After nearly two decades in power, the record of the Scottish National Party is no longer a matter of promise, but of performance. And for Scotland’s business community, that performance raises profound concerns about the country’s economic direction and its future.

Scotland is a nation rich in talent, resources, and entrepreneurial spirit. Yet economic growth has lagged, investment has faltered, and too many businesses now face a climate of uncertainty rather than opportunity. This is not the result of global forces alone. It is the product of political choices.

For years, constitutional division has taken precedence over economic delivery. The relentless focus on independence, despite the clear complexities it would entail, has created a drag on confidence. Investors hesitate. Employers delay expansion. International firms look elsewhere.

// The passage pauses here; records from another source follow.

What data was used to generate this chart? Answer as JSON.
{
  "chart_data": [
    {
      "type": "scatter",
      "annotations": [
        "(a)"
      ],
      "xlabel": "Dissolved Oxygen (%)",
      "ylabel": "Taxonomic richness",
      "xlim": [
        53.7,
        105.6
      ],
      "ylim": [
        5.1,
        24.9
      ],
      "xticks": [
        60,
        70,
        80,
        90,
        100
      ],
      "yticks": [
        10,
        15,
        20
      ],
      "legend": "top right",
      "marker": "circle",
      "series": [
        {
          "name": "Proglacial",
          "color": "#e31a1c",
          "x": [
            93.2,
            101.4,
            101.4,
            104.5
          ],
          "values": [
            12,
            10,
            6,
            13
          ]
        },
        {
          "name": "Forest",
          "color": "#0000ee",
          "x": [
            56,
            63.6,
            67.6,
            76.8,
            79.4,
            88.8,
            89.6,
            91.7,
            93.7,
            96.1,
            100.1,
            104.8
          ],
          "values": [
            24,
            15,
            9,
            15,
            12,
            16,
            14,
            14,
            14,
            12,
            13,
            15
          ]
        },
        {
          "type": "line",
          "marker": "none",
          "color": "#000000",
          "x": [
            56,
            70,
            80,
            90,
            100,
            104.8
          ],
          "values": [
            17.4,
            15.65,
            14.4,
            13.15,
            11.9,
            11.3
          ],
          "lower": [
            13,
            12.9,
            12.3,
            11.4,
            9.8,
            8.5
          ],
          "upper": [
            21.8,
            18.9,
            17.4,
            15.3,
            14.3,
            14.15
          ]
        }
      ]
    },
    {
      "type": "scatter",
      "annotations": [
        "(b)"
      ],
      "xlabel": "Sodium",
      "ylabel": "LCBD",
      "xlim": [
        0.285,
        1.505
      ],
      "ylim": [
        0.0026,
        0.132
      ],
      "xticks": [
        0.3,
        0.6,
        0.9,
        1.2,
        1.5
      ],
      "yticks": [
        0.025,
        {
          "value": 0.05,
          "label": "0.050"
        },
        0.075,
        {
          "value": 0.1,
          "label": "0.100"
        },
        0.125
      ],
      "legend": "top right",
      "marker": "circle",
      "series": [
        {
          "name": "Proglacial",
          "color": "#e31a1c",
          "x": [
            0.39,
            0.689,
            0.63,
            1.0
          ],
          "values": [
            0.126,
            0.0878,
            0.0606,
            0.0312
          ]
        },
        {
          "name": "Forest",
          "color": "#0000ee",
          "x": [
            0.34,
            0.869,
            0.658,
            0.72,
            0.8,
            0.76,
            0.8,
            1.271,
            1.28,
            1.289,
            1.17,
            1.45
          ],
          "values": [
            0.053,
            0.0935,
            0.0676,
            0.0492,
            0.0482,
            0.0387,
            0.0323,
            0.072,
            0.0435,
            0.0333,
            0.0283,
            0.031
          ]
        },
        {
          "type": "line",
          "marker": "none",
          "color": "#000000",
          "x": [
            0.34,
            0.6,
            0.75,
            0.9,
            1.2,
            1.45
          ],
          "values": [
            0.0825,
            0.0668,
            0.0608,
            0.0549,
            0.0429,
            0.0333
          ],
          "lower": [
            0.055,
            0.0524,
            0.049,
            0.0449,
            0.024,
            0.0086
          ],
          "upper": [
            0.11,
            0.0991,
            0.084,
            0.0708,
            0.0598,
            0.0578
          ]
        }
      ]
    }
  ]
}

Let us be clear, independence is not a cost-free aspiration. It raises fundamental, unanswered questions about currency, debt, trade, and fiscal sustainability. Businesses do not operate in a vacuum. They depend on stability, clarity, and access to markets, particularly the rest of the United Kingdom, Scotland’s largest trading partner. The risk is not abstract. It is immediate and practical. What currency would Scotland use? How would cross-border trade function? What will happen to public spending if revenues fall short? These are not ideological questions. They are the bread and butter of economic reality. Meanwhile, day-to-day pressures mount. Many firms face rising costs, regulatory burdens, and skills shortages. What they need is a government focused relentlessly on growth, improving productivity, supporting enterprise, and attracting investment. Instead, they see drift.

This is not an argument against Scotland. It is an argument for Scotland’s success. Businesses want to invest, to hire, to grow. But they need a stable foundation on which to build. The upcoming Holyrood elections are not simply another political contest. They are a choice about Scotland’s economic future. More of the same risks entrenching stagnation. A change in direction could unlock opportunity. Voters do not need to accept decline as inevitable. They can demand better. They can demand a government focused on jobs, growth, and prosperity, not constitutional obsession. Scotland’s future should be built on economic strength, not economic uncertainty.